Het gaat over Elisa. Niemand in de kerk denk ik kent Elisa niet. Die profeet waar zo mooie verhalen van staan. Van die weduwe bijvoorbeeld. Die geen eten meer had. Een klein beetje olie in de kruik. Verder niets. Ze moet kruiken gaan halen en dan blijft die olie stromen. Massa’s olie. Tot dat de laatste kruik vol is. Een man die veel wonderen heeft gedaan is Elisa. Misschien wel de meeste. Veel wonderen lijken op die van de Heere Jezus.
Nu is deze Elisa heel oud geworden. Hij ligt op zijn bed. En zal weldra sterven. Wat is er in de laatste jaren gebeurd? Dat weten we niet. De meeste wonderen ten tijde van Joram. Het lijkt alsof het afneemt. Toch is Elisa belangrijk gebleven. Hij is heel lang profeet geweest. Hij is profeet geworden onder Elia en Joram. Toen kwam Jehu. Nu zijn we bij de kleinzoon van Jehu. Hij moet minimaal 55 jaar profeet zijn geweest. Een rijk leven heeft hij gehad.

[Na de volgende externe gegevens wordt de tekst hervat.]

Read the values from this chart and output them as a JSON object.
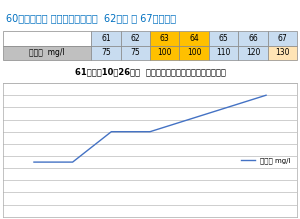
{
  "title": "60センチ水槽 硝酸塩濃度の推移  62日目 〜 67日目まで",
  "subtitle": "61日目（10月26日）  すべてのマツモを取り出しました。",
  "x_values": [
    61,
    62,
    63,
    64,
    65,
    66,
    67
  ],
  "y_values": [
    75,
    75,
    100,
    100,
    110,
    120,
    130
  ],
  "legend_label": "硝酸塩 mg/l",
  "ylim": [
    30,
    140
  ],
  "yticks": [
    30,
    40,
    50,
    60,
    70,
    80,
    90,
    100,
    110,
    120,
    130,
    140
  ],
  "line_color": "#4472C4",
  "title_color": "#0070C0",
  "table_header_row": [
    "",
    "61",
    "62",
    "63",
    "64",
    "65",
    "66",
    "67"
  ],
  "table_data_row": [
    "硝酸塩  mg/l",
    "75",
    "75",
    "100",
    "100",
    "110",
    "120",
    "130"
  ],
  "table_col_colors_header": [
    "#FFFFFF",
    "#C8DCF0",
    "#C8DCF0",
    "#FFC000",
    "#FFC000",
    "#C8DCF0",
    "#C8DCF0",
    "#C8DCF0"
  ],
  "table_col_colors_data": [
    "#C0C0C0",
    "#C8DCF0",
    "#C8DCF0",
    "#FFC000",
    "#FFC000",
    "#C8DCF0",
    "#C8DCF0",
    "#FFE4B5"
  ],
  "bg_color": "#FFFFFF",
  "plot_bg_color": "#FFFFFF",
  "grid_color": "#BBBBBB"
}
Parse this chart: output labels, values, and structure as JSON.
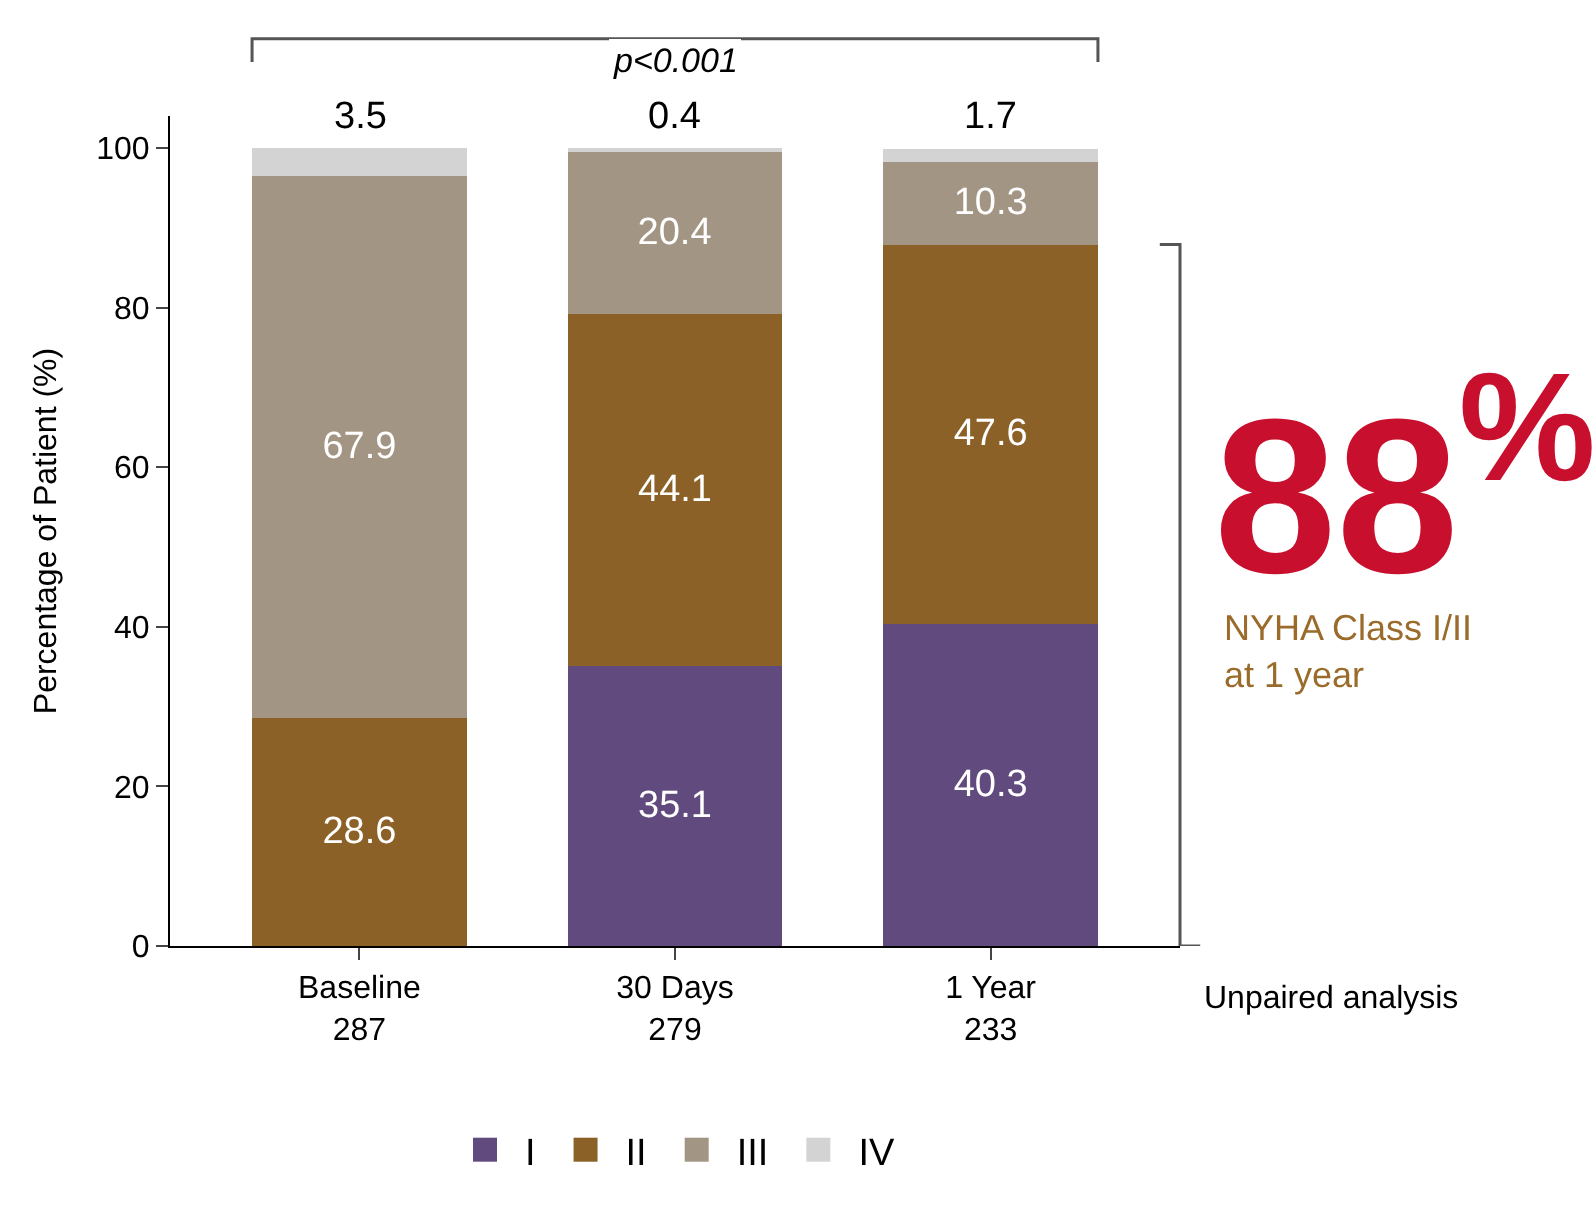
{
  "chart_data": {
    "type": "bar",
    "stacked": true,
    "categories": [
      "Baseline\n287",
      "30 Days\n279",
      "1 Year\n233"
    ],
    "ylabel": "Percentage of Patient (%)",
    "ylim": [
      0,
      104
    ],
    "yticks": [
      0,
      20,
      40,
      60,
      80,
      100
    ],
    "legend": "bottom",
    "series": [
      {
        "name": "I",
        "color": "#614b7e",
        "values": [
          0,
          35.1,
          40.3
        ],
        "value_labels": [
          null,
          "35.1",
          "40.3"
        ]
      },
      {
        "name": "II",
        "color": "#8c6128",
        "values": [
          28.6,
          44.1,
          47.6
        ],
        "value_labels": [
          "28.6",
          "44.1",
          "47.6"
        ]
      },
      {
        "name": "III",
        "color": "#a39583",
        "values": [
          67.9,
          20.4,
          10.3
        ],
        "value_labels": [
          "67.9",
          "20.4",
          "10.3"
        ]
      },
      {
        "name": "IV",
        "color": "#d3d3d3",
        "values": [
          3.5,
          0.4,
          1.7
        ],
        "value_labels": [
          "3.5",
          "0.4",
          "1.7"
        ]
      }
    ],
    "annotations": [
      "p<0.001",
      "88$^{%}$",
      "NYHA Class I/II\nat 1 year",
      "Unpaired analysis"
    ]
  }
}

Iets mocht hij laten zien van de verlossing die er bij de Heere is.
Nu is hij oud. Ligt op zijn bed. Er komt een koning naar hem toe. Een kleinzoon van Jehu. Joas. Die uit het tienstammenrijk. Geen vrome koning. Hij ging verder in de zoon van Jerobeam. In de kalveren diende hij God. Maar dat was niet de bedoeling. Geen vrome koning. Toch heeft hij wat met Elisa.
Mijn vader, mijn vader, wagen van Israël en zijn ruiters! Dat roept hij toen hij de kamer in kwam. Elisa had het zelf ook geroepen toen Elia naar de hemel ging. Deze Koning kan Elisa niet missen.
Er zit meer in: Elisa is meer waard dan heel het leger van Israël. Al die paarden, ruiters, wagens: daar kan je een oorlog mee winnen. De koning zegt: u bent machtiger dan die oorlogsmaterialen.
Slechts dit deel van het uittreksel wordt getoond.